Coronavirus

Fermer les lieux culturels, un choix politique sans base scientifique : les expériences pilotes menées au printemps le prouvent

Selon DNAlytics, le risque de contamination n'est pas plus important dans une salle de spectacle qu'au restaurant ou dans une grande surface.

© Heath Korvola

La décision de fermer les lieux culturels à partir de ce 26 décembre a surpris tout le monde, à commencer par les acteurs culturels eux-mêmes. Certains en appellent à la résistance, affirmant qu’il n’y pas de risque de contamination dans une salle de spectacle, de théâtre ou de cinéma, à condition de respecter quelques règles : ventilation, distance, port du masque. Mais qu’en est-il exactement ?

Au printemps, pour aider le monde politique à prendre ses décisions, des tests grandeur nature ont été réalisés. Et il s’est avéré, en effet, qu’il n’y avait pas plus de risque de contamination dans une salle de spectacle qu’ailleurs dans la société.

Six événements pilotes ont été organisés, dans diverses configurations et avec un public suffisant (4500 personnes au total). A chaque fois, les participants étaient répartis en deux groupes. D’un côté, ceux qui assistaient au spectacle ; de l’autre, ceux qui n’y assistaient pas. Tout le monde était testé avant et après. Résultat sans appel.

"On n’avait pas statistiquement pu mesurer un taux de contamination supérieur parmi les gens qui participaient au spectacle, en comparaison avec ceux qui n’y participaient pas et qui menaient une vie normale, explique Damien Bertrand, directeur commercial de la société DNAlytics (basée à Louvain-la-Neuve) qui a piloté cette expérience. Cela ne veut pas dire qu’il n’y a pas de risque du tout, mais le risque existe dans toutes les activités de la vie en société. Dans le contexte dans lequel on avait mené ces expériences, il n’y avait aucun élément qui permettait de stigmatiser particulièrement la culture par rapport à d’autres secteurs."

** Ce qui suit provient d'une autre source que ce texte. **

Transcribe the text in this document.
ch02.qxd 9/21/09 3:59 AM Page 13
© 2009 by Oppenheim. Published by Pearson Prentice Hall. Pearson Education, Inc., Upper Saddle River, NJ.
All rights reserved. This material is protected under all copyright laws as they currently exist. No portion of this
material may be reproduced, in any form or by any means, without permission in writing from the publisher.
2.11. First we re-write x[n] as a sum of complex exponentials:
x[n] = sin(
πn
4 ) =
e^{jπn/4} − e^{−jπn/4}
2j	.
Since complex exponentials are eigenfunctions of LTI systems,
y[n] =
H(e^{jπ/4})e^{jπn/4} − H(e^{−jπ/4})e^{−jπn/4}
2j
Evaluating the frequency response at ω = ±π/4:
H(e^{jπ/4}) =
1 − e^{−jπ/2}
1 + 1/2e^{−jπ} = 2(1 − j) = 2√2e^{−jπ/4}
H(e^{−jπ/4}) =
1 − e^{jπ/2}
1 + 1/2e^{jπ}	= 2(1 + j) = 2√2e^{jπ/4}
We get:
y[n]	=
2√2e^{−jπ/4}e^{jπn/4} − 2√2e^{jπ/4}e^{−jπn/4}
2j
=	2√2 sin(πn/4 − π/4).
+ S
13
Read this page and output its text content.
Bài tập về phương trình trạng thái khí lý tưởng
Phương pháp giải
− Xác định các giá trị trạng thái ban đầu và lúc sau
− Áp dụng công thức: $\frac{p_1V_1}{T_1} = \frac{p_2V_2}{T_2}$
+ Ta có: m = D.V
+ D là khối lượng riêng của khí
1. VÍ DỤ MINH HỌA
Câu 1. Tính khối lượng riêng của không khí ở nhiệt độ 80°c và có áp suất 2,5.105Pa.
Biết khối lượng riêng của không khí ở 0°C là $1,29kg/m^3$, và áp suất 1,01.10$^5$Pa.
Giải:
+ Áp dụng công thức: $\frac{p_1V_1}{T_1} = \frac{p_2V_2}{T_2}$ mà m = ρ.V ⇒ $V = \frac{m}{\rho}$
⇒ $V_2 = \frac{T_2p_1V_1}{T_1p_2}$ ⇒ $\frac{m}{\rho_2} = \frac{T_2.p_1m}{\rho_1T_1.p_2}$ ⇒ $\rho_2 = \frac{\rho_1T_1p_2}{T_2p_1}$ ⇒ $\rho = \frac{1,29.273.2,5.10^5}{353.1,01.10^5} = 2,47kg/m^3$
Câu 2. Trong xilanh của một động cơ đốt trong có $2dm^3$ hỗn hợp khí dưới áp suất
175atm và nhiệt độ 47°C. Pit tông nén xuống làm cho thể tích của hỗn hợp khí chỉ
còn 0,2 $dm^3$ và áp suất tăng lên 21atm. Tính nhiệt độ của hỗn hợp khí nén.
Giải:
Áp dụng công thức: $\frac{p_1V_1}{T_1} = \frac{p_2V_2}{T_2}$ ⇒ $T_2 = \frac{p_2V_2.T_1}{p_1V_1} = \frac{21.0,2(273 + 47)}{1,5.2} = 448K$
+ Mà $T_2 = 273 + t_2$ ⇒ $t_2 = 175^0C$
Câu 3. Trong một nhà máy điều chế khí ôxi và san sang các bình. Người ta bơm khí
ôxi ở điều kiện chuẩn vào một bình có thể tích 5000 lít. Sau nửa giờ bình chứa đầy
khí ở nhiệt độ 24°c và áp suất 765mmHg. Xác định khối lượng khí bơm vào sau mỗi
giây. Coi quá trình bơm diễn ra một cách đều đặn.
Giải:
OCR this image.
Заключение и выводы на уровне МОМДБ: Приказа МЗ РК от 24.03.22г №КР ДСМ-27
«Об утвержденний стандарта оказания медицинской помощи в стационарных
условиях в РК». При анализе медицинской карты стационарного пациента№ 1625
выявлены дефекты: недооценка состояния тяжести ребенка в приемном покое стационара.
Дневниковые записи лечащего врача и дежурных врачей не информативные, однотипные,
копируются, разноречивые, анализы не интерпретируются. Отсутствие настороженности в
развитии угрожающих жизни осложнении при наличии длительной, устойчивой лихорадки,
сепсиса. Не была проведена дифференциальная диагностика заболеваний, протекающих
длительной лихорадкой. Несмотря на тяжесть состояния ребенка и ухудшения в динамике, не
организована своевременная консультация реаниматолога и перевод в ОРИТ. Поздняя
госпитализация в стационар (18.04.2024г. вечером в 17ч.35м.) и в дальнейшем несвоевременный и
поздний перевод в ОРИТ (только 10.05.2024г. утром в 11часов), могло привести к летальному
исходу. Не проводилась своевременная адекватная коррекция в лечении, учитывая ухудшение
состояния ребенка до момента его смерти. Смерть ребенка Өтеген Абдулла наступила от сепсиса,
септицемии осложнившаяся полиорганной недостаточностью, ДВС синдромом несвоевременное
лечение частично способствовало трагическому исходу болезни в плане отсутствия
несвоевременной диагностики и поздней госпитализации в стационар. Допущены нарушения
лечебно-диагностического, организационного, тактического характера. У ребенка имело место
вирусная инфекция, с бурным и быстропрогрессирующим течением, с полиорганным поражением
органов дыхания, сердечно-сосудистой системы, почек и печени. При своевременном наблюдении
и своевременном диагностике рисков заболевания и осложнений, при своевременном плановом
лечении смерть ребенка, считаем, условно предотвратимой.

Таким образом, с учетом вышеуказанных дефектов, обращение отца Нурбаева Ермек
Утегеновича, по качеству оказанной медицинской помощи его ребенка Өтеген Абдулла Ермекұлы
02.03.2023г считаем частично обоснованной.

Un risque accru avec Omicron?

Bien sûr, depuis le printemps, la situation épidémiologique a changé. Le coronavirus a fait un retour en force, de nouveaux variants plus contagieux sont apparus. Mais selon Damien Bertrand, même avec Delta et Omicron, on ne dispose pas d'éléments permettant d'affirmer qu'il est plus risqué d’aller au cinéma ou au théâtre que d’aller au restaurant ou faire des courses.

"Sans résultats scientifiques additionnels, j’ai envie de dire que les conclusions restent les mêmes. Il n’y a, a priori, d’un point de vue raisonnable, aucune raison de penser que participer à une activité culturelle est plus risqué que participer à d’autres activités."

En clair, si Omicron est plus contagieux, il l’est tout autant au cinéma ou au théâtre que n'importe où ailleurs.

Retrouver l'adhésion et la cohésion

Pourquoi, dès lors, pénaliser un secteur plutôt qu’un autre ? C’est un choix politique. Selon DNAlytics, quels que soient les éléments qui ont guidé le Codeco, la décision n'a pas été expliquée sur base de raisonnements scientifiques, ce qui pourrait s’avérer contre-productif.

"Il faut recréer une adhésion et une cohésion dans la lutte contre l’épidémie, poursuit Damien Bertrand. Le plus grand risque, tel que je le vois autour de moi, c’est le décrochage, les gens qui n’y comprennent plus rien et qui ne sont plus en phase avec les mesures qui leur sont imposées. Dans le meilleur des cas, ils ne vont pas les suivre. Dans le pire des cas, ils vont commencer à les critiquer et à mener des actions, entre guillemets, de résistance sur les réseaux sociaux et cetera. On doit retrouver cette solidarité entre citoyens dans la lutte contre le coronavirus. Et il faut sortir de cette dynamique qui consister à choisir un secteur plutôt qu’un autre, et imaginer d’autres manières de contenir cette épidémie."

Et de citer l’exemple du Danemark où la culture des auto-tests serait bien plus ancrée. La responsabilisation individuelle par rapport au risque de contamination susciterait bien plus d’adhésion au sein de la population.